Clinical trials for periarthritis generally require documentation of both active and passive range of motion limitations. Researchers often use precise measurement tools and specific angles of shoulder movement as cutoff points for inclusion. For instance, a trial might require that participants have less than a certain degree of shoulder rotation or elevation, measured using specialized instruments called goniometers that precisely quantify joint angles.[9]
Imaging confirmation is usually mandatory for trial participation. While a clinical diagnosis might rely primarily on physical examination, clinical trials typically require x-rays at minimum to rule out other conditions like arthritis or bone problems. Many trials also require MRI scans to confirm the presence of capsular thickening and inflammation characteristic of periarthritis, and to exclude participants with rotator cuff tears or other shoulder pathology that might confuse the study results.[6]
The stage of periarthritis is often a critical qualifying factor. Some trials might specifically recruit patients in the “freezing” or early stage, when new treatments might be most effective at preventing progression. Other studies might focus on patients in the “frozen” stage with established stiffness, or the “thawing” stage to see if treatments can accelerate recovery. Trial protocols typically specify exactly how long symptoms must have been present—for example, at least three months but no more than twelve months.[9]
Clinical trials also usually require documentation that conservative treatments have been tried first. This might include physical therapy for a specified minimum period—often three to six months—without adequate improvement in symptoms or function. Some trials specifically look at patients who haven’t responded to standard treatments, while others might test interventions as first-line therapies.[9]
Baseline pain and function assessments are standard in trial diagnostics. Participants typically complete validated questionnaires that measure pain intensity, often using a numerical scale from zero to ten, as well as functional disability—how much the condition interferes with daily activities like dressing, bathing, or working.

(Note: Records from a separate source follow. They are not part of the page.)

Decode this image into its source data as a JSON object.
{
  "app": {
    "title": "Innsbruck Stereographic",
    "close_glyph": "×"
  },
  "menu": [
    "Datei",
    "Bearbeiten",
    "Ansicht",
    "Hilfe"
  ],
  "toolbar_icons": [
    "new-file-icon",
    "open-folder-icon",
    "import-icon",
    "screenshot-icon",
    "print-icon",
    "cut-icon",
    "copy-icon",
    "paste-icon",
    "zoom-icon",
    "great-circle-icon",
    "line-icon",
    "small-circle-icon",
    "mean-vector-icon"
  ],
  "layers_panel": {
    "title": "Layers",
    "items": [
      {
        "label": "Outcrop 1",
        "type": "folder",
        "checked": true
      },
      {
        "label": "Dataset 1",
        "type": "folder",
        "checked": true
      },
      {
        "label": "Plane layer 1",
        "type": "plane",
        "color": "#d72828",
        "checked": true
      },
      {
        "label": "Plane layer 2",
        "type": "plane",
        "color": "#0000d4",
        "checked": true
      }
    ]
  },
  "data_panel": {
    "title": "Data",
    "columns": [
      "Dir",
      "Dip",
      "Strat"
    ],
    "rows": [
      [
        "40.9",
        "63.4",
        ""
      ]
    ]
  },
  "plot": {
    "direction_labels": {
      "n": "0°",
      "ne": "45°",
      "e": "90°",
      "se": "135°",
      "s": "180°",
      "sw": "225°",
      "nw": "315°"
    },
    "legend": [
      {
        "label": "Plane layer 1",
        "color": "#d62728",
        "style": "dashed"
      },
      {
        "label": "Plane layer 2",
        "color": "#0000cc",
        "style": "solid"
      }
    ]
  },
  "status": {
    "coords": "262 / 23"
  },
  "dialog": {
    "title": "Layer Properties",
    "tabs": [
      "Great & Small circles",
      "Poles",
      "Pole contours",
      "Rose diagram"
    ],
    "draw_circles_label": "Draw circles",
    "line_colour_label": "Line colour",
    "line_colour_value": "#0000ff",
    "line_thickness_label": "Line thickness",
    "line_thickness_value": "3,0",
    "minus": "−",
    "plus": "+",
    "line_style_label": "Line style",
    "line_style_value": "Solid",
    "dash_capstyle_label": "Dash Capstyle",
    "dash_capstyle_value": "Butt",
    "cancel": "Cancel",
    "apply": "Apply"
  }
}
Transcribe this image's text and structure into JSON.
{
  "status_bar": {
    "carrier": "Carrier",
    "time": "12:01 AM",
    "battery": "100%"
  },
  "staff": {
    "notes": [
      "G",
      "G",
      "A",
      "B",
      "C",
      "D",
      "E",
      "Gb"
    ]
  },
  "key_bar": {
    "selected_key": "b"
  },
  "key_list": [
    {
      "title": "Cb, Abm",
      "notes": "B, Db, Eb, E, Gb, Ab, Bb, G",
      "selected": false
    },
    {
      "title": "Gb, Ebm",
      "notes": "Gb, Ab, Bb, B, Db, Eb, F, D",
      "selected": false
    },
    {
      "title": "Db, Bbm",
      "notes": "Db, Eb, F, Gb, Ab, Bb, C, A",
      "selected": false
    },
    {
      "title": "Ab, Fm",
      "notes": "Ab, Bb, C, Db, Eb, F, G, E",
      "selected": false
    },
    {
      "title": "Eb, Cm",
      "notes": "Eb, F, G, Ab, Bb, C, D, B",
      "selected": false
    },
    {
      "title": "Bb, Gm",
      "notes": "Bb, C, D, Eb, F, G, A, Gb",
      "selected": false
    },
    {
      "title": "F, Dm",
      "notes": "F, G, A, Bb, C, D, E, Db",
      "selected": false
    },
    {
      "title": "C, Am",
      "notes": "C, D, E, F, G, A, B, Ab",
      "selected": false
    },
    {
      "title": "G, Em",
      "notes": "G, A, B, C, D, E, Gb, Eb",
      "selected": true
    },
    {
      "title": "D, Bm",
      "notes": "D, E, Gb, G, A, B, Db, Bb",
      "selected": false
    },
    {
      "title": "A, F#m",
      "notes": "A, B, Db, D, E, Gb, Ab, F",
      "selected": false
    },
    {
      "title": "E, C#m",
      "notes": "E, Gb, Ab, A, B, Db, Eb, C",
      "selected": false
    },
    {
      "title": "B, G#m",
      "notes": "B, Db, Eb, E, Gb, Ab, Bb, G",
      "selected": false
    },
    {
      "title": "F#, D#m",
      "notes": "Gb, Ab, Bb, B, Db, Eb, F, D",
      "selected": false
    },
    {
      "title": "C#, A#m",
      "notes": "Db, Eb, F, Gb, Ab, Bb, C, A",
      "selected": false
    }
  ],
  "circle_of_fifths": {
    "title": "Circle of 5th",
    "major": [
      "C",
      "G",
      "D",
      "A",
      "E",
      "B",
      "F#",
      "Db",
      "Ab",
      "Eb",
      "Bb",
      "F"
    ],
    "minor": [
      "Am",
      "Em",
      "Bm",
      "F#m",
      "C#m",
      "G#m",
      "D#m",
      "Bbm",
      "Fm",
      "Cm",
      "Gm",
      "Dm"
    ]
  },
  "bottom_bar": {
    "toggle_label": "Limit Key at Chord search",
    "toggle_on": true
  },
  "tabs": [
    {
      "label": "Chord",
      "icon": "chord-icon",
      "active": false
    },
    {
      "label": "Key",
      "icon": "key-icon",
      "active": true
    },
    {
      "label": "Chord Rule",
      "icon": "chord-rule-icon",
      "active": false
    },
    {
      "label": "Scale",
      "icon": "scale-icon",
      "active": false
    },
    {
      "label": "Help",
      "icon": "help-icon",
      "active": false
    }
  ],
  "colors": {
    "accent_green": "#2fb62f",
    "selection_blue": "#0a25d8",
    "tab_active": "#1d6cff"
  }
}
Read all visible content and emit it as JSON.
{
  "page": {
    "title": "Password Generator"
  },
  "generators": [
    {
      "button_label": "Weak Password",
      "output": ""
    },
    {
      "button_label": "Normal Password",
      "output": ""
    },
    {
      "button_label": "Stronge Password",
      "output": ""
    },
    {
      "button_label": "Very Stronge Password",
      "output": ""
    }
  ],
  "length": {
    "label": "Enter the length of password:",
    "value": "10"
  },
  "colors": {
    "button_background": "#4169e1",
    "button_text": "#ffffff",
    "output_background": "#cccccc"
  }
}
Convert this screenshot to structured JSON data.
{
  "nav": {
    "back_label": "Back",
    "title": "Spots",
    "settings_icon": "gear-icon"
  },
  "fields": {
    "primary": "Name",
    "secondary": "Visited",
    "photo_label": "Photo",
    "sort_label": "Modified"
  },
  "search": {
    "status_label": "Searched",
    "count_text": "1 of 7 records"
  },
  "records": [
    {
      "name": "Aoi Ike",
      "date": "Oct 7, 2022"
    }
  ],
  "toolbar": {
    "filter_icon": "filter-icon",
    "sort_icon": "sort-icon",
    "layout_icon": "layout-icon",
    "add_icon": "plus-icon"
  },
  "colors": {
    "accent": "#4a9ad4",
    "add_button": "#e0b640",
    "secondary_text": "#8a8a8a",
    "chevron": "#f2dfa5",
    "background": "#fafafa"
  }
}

These baseline measurements are crucial because they allow researchers to measure improvement over time and compare different treatment approaches.[9]
Medical history screening is particularly thorough for clinical trials. Because certain conditions like diabetes, thyroid disorders, and cardiovascular disease are associated with periarthritis, trials often collect detailed information about these comorbidities. Some trials might exclude people with certain conditions, while others specifically study periarthritis in these populations to see if treatments work differently.[8]
Blood tests might be required to rule out inflammatory conditions or infections that could mimic periarthritis. While periarthritis itself doesn’t typically show up in blood work—there’s no specific blood test for it—trials want to ensure participants don’t have rheumatoid arthritis, infection, or other systemic conditions that might affect study results.[5]